During our time with the Altima, the Pacific Northwest experienced an early snowfall with several inches of accumulation. Unfortunately the Altima VC-Turbo is FWD only and arrived for testing fitted with all-season tires. Of course this is no ding against Nissan; some cars are set up for snow better than others. When we inevitably found ourselves stuck in the snow, a shortcoming of the Altima revealed itself. Often the key to getting a vehicle unstuck is turning off the traction control so the wheels can spin. Most vehicles have a button to disable traction control; the Altima does not. Digging through the Vehicle Dynamic Controls menu can turn traction control off. However, this also turns off automatic emergency braking and rear automatic braking. Not ideal. A simple button like most other cars would suffice.

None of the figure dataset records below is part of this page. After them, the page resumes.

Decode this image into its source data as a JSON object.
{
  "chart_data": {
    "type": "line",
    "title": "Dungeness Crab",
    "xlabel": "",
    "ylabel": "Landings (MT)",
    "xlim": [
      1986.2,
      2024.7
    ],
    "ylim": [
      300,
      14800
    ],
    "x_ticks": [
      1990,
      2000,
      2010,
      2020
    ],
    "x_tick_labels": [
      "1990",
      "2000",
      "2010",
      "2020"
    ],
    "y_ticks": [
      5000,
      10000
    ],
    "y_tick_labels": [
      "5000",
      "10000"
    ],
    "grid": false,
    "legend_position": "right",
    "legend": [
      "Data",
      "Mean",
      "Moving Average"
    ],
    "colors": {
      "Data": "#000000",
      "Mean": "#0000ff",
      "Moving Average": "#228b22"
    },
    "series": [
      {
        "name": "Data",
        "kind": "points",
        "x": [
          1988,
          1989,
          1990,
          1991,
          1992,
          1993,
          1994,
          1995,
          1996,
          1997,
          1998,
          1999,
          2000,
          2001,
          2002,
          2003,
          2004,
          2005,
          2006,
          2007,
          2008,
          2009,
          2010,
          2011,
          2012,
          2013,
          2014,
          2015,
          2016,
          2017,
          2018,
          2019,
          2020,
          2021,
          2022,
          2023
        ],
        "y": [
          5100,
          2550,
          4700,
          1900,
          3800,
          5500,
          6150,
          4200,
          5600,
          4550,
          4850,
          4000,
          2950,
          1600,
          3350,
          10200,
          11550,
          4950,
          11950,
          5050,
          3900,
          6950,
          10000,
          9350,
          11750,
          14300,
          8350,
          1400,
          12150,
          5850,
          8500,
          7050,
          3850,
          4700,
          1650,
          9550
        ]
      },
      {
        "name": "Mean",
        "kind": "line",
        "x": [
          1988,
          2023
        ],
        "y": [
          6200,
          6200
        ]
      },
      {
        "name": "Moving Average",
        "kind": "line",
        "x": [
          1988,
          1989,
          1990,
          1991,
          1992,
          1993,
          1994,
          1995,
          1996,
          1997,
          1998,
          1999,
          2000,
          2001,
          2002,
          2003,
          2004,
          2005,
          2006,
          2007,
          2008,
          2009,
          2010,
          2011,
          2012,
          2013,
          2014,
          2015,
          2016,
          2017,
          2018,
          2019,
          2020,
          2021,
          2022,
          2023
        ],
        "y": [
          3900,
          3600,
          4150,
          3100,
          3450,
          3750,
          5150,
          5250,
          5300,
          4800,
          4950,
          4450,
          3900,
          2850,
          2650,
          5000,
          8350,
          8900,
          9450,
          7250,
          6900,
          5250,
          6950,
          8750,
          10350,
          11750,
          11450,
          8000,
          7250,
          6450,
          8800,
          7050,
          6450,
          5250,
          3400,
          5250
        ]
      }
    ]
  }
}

The midsize sedan market is very competitive with many models such as the long-running Toyota Camry and Honda Accord, but the Altima has done a great job holding its own against these well-known nameplates. With tasteful updates to the 2023 model inside and out, a comfortable cabin and the latest advanced infotainment and safety technology, the Altima has a lot to offer. Add in the excellent drivability and the choice of two fuel-efficient engines, including the powerful VC-Turbo, and the Altima should have little difficulty holding onto its spot as one of the best-selling passenger cars in America.